Worse than childbirth, my bare hands bent the steel armrests into upside-down J's as that sound pierced the air. Is there anything more nerve-shattering than the din of dental equipment? ACKK! It reminds me of a gang of ally cats fighting on my pillow ... but WAY less comforting. So I did what I had to do and went on the defensive. I began fighting her with the only thing I had at my disposal -- my lower lip. The reality of the mismatch became apparent almost immediately. Her delicate pinky finger was the Arnold Schwarzenegger of antagonists to my fey, nerd lip. (Note to self: Take your lame, bleeping face to the gym and bulk it up, Sistah!!)
Just as I was at the end of my rope, she put away the water saber and went old school. Yes, that ancient metal scraper thing met daylight. *Crunch! Chisel! Scrrraaappe* In my head it sounded as if she was sculpting Mount Rushmore in there, but I didn't care. It was far better than the high-pitched timbre of the last mechanism. Or was it? Say hello to the rubber tooth-polisher. Why do I keep picking the cherry flavored paste? Why?
Then, acting as if she's doing me a favor, she announces, "Time for fluoride trays!" Here's what I heard: "Hey, shove this humongous trough of OVERFLOWING gooey gel into your mug for a fortnight and, if you don't gag and turn blue, then I'm just not doing my job correctly." It's the dental equivalent of hazing.

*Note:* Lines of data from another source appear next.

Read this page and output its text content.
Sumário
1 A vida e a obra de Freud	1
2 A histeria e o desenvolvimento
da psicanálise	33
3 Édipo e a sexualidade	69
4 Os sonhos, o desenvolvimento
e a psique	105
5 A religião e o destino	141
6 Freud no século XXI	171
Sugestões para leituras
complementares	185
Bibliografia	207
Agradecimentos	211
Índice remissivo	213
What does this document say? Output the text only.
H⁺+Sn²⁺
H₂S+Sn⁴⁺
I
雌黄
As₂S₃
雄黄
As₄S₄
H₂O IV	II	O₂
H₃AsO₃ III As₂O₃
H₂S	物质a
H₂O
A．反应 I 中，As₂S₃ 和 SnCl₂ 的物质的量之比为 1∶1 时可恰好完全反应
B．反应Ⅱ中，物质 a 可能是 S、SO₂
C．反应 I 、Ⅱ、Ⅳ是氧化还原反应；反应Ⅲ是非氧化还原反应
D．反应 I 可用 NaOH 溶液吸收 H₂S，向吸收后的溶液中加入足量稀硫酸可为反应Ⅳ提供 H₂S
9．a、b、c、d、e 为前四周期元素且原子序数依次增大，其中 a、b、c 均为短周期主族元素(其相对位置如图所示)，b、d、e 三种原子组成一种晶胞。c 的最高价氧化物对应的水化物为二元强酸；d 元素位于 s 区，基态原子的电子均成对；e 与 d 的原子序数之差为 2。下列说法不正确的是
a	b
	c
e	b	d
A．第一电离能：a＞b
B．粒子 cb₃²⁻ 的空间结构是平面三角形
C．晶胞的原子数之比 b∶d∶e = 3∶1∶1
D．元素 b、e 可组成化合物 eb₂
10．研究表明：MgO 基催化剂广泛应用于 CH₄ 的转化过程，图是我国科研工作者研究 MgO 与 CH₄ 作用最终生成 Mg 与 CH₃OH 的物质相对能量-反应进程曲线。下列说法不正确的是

Although it's all worth it because I know what's coming next. (Insert a teenage girl jumping up and down and screaming loudly, HERE!)
Chelloooo, Doctor! You see, at the end of every oral bungee jump is Dr. McHandsomePants. (Told you I would get to him.) He is beautiful, yet not too gorgeous. Were he so uber attractive that I was uncomfortable just being in the same room with him, then that would be off-putting. Thankfully, my Dentist is "campfire handsome". I made up this descriptor to illustrate the kind of good-looking that ALL women love. Think of it as, I can sit here and bask in the warm glow of your majestic presence without feeling like I will spontaneously combust from your awesomeness. It's the type of attractiveness that makes men "perfect mansome". Oh, and his smile? KER-BLAM! Like a lightning bolt through your soul. Did I mention he's also nice and funny? Yup. The man is a freakin' unicorn. No wonder I have him scheduled through 2030.
Sadly, after my short-lived encounter with Dr. McHandsomePants is through, I have to leave. But not before I shamelessly lie to him. Like it or not, there's a conspiracy of denial between Dentist and patient. They will inevitably ask you if you floss every day and you will respond with a confident, resounding "YES!" We both know we are lying (We know this because Krissy has just traipsed through my mouth for the last hour like a CSI investigator) but no one seems to care. Shockingly, none of us ever dare break the overwhelming social convention. Not once has my Dentist called me a big fat liar, and never have I jumped out of his recliner and sprinted screaming towards the exit. It just all seems to works out. Weird, right?
While I still think they need confessionals at the checkout desk for us flossing liars, I still love going to the dentist. Even more so now that I have insurance. So go get your teeth cleaned. Gaze into the blue, blue eyes of your handsome dentist and remember to floss. Plus, it's an amazing pre-holiday workout. Trust me!